Apple Clips now available to download

Apple Clips has hit the App Store, with the new social video editing app a free download for those with an iPhone or iPad. Announced back in March, Clips joins iMovie for iOS rather than replacing it, as a second way to edit videos on the go. In fact, the two are very different animals: whereas iMovie is, like its desktop counterpart, focused on time-based edits, Apple Clips is more freeform in its approach.

Clips starts either by shooting a new video within the app, or accessing existing photos and videos already saved in your camera roll. From there, it's possible to adjust their length and reorder them. They can have audio, or be muted; pinch-zoom can be used to add pans and zoom animations to both video and still images.

However it's Clips' filters and Live Titles that really set the app apart. On the filter front, there are a variety of styles across color and black & white themes, together with more eye-catching things like comic book style. Animated speech bubbles, banners, arrows, and emoji are supported. Whereas iMovie uses titles, Clips gets full-screen posters complete with animated backgrounds and customizable text.

Live Titles, meanwhile, create titles and captions by voice dictation.
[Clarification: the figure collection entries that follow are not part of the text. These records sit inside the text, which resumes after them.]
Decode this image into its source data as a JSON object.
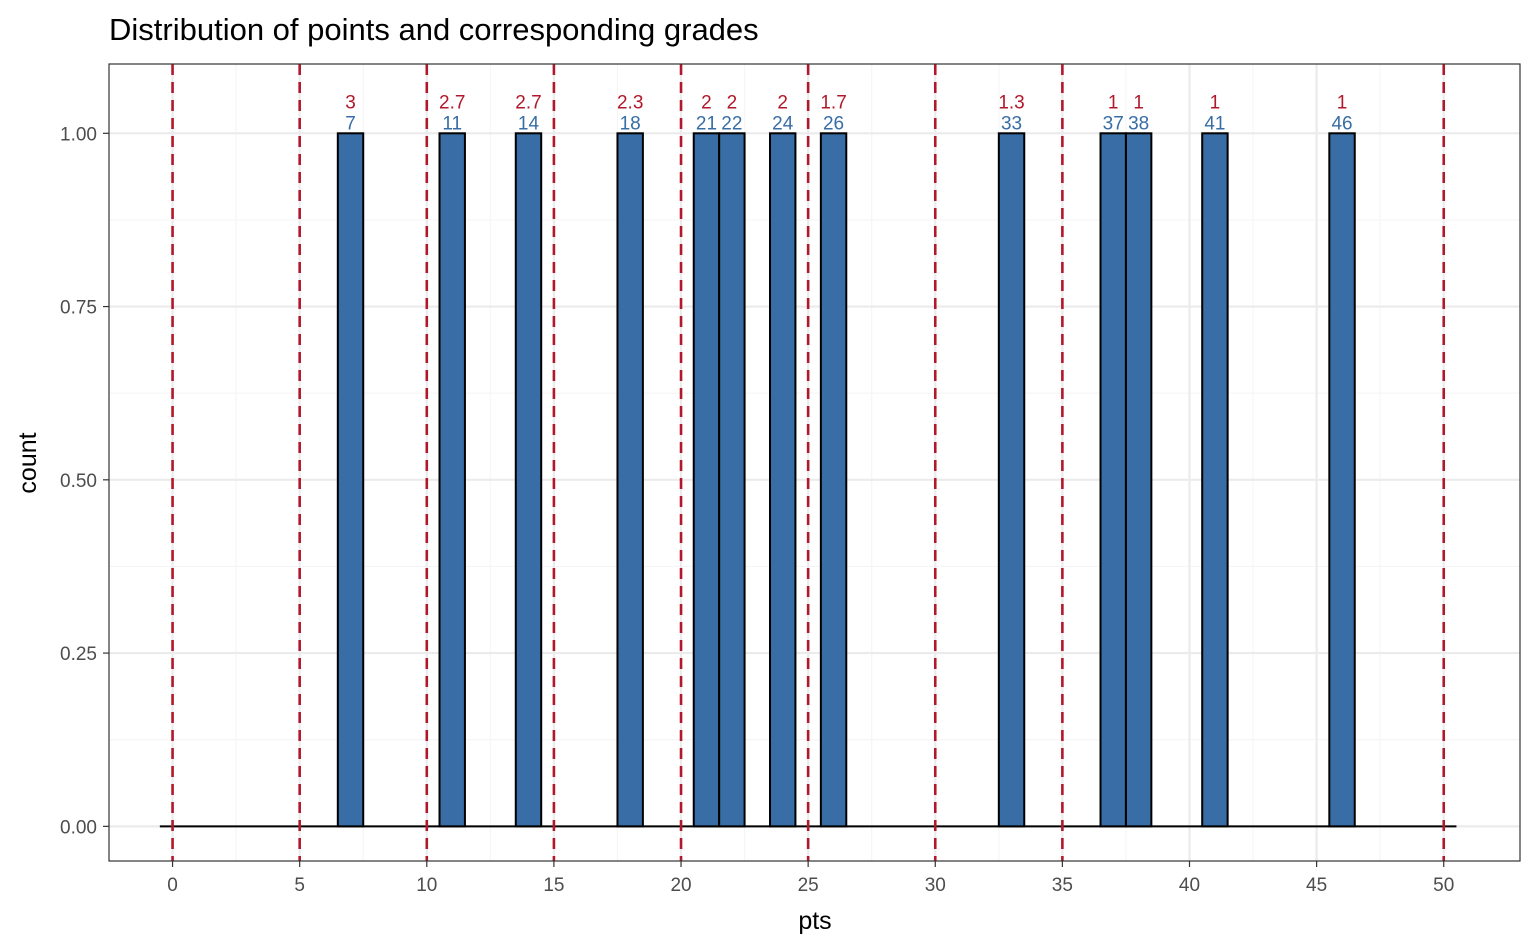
{
  "chart_data": {
    "type": "bar",
    "title": "Distribution of points and corresponding grades",
    "xlabel": "pts",
    "ylabel": "count",
    "xlim": [
      -2.5,
      53
    ],
    "ylim": [
      -0.05,
      1.1
    ],
    "xticks": [
      0,
      5,
      10,
      15,
      20,
      25,
      30,
      35,
      40,
      45,
      50
    ],
    "yticks": [
      0,
      0.25,
      0.5,
      0.75,
      1
    ],
    "ytick_labels": [
      "0.00",
      "0.25",
      "0.50",
      "0.75",
      "1.00"
    ],
    "grid": true,
    "bin_width": 1,
    "points": [
      7,
      11,
      14,
      18,
      21,
      22,
      24,
      26,
      33,
      37,
      38,
      41,
      46
    ],
    "grades": [
      "3",
      "2.7",
      "2.7",
      "2.3",
      "2",
      "2",
      "2",
      "1.7",
      "1.3",
      "1",
      "1",
      "1",
      "1"
    ],
    "counts": [
      1,
      1,
      1,
      1,
      1,
      1,
      1,
      1,
      1,
      1,
      1,
      1,
      1
    ],
    "baseline_range": [
      -0.5,
      50.5
    ],
    "grade_thresholds": [
      0,
      5,
      10,
      15,
      20,
      25,
      30,
      35,
      50
    ],
    "colors": {
      "bar_fill": "#386da5",
      "bar_stroke": "#000000",
      "threshold_line": "#b2182b",
      "point_label": "#386da5",
      "grade_label": "#b2182b",
      "grid_major": "#ebebeb",
      "grid_minor": "#f5f5f5",
      "panel_border": "#333333"
    }
  }
}
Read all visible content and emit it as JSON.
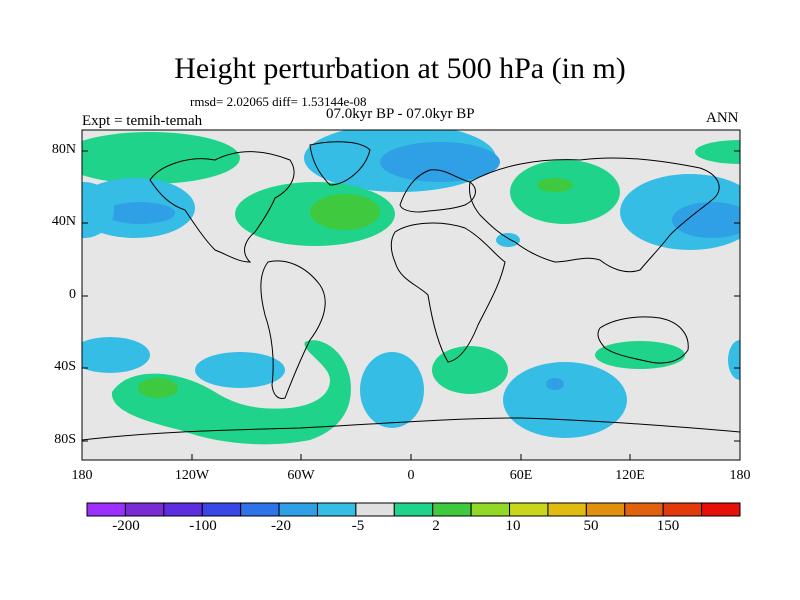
{
  "title": "Height perturbation at 500 hPa (in m)",
  "stats_line": "rmsd= 2.02065 diff= 1.53144e-08",
  "expt_label": "Expt = temih-temah",
  "period_label": "07.0kyr BP - 07.0kyr BP",
  "season_label": "ANN",
  "axes": {
    "y_ticks": [
      "80N",
      "40N",
      "0",
      "40S",
      "80S"
    ],
    "x_ticks": [
      "180",
      "120W",
      "60W",
      "0",
      "60E",
      "120E",
      "180"
    ]
  },
  "colorbar": {
    "colors": [
      "#9b30ff",
      "#7a2bd6",
      "#5c2ee0",
      "#3a47e6",
      "#2e74e8",
      "#2f9fe6",
      "#35bde6",
      "#e0e0e0",
      "#1fd48a",
      "#3ec93e",
      "#92d927",
      "#cad61a",
      "#e0bc12",
      "#e0900e",
      "#e0620c",
      "#e33a0b",
      "#e61008"
    ],
    "labels": [
      "-200",
      "-100",
      "-20",
      "-5",
      "2",
      "10",
      "50",
      "150"
    ]
  },
  "field_colors": {
    "ocean_gray": "#e6e6e6",
    "neg_light": "#35bde6",
    "neg_mid": "#2f9fe6",
    "pos_light": "#1fd48a",
    "pos_mid": "#3ec93e"
  }
}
Not only will Clips use speech-to-text, it'll time their appearance to the pacing of your dictation. Various different styles for the Live Titles are offered, and can be switched mid-video; by tapping them, they can be edited manually, or have things like emojis pasted in.

Finally, Clips has a library of soundtracks that can be added, which automatically adjusts to suit the length of the overall video. Alternatively, music can be pulled in from your own library. Of course, you may then run into copyright issues if you subsequently share the videos in public, such as on YouTube.

That sharing is something Apple is particularly keen on. While Clips isn't a social network in its own right, it does have easy ways to distribute footage created with the app to places like YouTube, Facebook, Instagram, and more. Alternatively, it'll suggest people you might want to show your creation to over Messages, using facial recognition and past sharing behaviors to identify the most appropriate contact.

Apple Clips is out now in the App Store as a free download. It'll work with iPhone, iPad, and iPod touch, though you'll need to be running iOS 10.3 in order to make it work.